Le Honduras réalise son plus grand exploit footbalistique au cours de la Coupe des nations de la CONCACAF 1981, qui tient lieu de tours préliminaires à la Coupe du monde 1982. Dirigée par le charismatique Chelato Uclés, la sélection termine en tête de la poule d'Amérique centrale et se qualifie pour la poule finale de la CONCACAF, qu'elle organise en novembre 1981 à domicile. Elle y termine de nouveau à la première place, devant le Salvador, le Mexique, le Canada, Cuba et Haïti, et remporte ainsi son premier titre de champion de la CONCACAF. Elle y gagne de surcroît son billet pour la phase finale de la Coupe du monde 1982, avec son dauphin le Salvador de Jorge "El Magico" Gonzalez. Cette équipe du Honduras ne va pas finir de surprendre la planète du football. En Espagne, pour son premier match, la sélection hondurienne arrive en pleine décontraction au moment d'affronter le pays organisateur. Si l'Espagne est un des favoris à la victoire finale, le Honduras lui est donner à 1 500 contre un par les bookamkers de Londres pour soulever le trophée un mois plus tard. Pourtant à la fin du match, l'Espagne perdit de son flambant et regagna les vestiaires sous les sifflets et les insultes de son public. En effet le Honduras tient en échec, à la surprise générale, l'Espagne, à Valence. Après l'ouverture du score précoce d'Héctor Zelaya, l'Espagne n'égalise qu'en fin de match sur un pénalty, qui fera couler beaucoup d'encres sur l'arbitrage maison qui va accompagner la Roja pendant sa coupe du monde. Car ce jour-là, il fallait bien l'aide de l'arbitre pour venir sauver les espagnols face à une équipe du Honduras, solidaire, avec un gardien de très haute valeur, des attaquants remuants et habiles et surtout des défenseurs et trois milieux de terrains remarquablement organisés et ayant apporté la preuve qu'une défense de zone bien faite était une sacrée garantie d'imperméabilité.
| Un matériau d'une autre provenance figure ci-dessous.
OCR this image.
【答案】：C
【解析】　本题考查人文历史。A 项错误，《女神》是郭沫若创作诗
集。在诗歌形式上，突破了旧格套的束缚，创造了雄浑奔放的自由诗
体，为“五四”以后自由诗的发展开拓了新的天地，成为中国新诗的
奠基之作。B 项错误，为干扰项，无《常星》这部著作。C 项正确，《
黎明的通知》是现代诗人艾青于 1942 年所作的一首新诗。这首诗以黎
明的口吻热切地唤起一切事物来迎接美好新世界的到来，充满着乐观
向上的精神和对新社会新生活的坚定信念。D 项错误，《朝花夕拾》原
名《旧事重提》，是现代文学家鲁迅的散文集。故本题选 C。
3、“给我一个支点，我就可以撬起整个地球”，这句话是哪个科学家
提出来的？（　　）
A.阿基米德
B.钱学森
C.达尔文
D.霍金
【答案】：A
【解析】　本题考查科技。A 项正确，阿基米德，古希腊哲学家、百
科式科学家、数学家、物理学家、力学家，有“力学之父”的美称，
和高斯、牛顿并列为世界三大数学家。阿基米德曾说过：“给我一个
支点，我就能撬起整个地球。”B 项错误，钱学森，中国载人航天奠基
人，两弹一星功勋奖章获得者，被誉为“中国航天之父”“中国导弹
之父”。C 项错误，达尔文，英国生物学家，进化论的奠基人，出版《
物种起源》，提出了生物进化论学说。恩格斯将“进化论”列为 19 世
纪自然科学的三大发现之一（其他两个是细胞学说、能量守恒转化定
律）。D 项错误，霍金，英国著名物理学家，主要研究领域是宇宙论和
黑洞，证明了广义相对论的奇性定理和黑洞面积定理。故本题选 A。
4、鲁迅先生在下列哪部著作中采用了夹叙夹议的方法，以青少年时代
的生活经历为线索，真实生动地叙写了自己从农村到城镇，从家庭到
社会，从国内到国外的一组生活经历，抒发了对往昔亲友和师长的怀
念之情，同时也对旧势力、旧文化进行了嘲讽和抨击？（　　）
Donc on attendait évidemment avec curiosité la seconde sortie du Honduras face à l'Irlande du Nord après l'exploit réalisé face à L'Espagne. Et les 4 000 spectateurs seulement du stade Luis Casanova à Saragosse n'allaient pas être déçus. Car à défaut d'être des candidats au titre, les honduriens de Chelato Uclés vont administrer une nouvelle fois la preuve face aux irlandais du nord, qu'ils n'avaient décidément rien de "faire valoir" et que les deux ans et demis de préparation qu'ils ont subis avant de débarquer en Espagne, avec leur humilité rafraîchissante et bien sympathique, ont tout a fait porté leurs fruits. Malgré un bu concédé rapidement, la sélection de Chelato Uclés faisait l'essentiel du jeu et égalisèrent fort justement en seconde période. es deux équipes se séparaient sur ce score de un partout et cela donnait au Honduras son deuxième match nul en deux rencontres? Tout aussi mérité que celui face à l'Espagne. Le dernier match face à la Yougoslavie et sa constellation d'étoiles s'avérait décisif et une fois de plus le Honduras fut à la hauteur de l'enjeu, ne s'inclinant qu'à la dernière minute sur un pénalty, justifié cette fois-ci. Le Honduras quittait l'épreuve sur une faute de jeunesse mais avait été l'une des belles sensations de ce Mundial espagnol. Voici le résumé de la rencontre qui surprit toute l'Espagne.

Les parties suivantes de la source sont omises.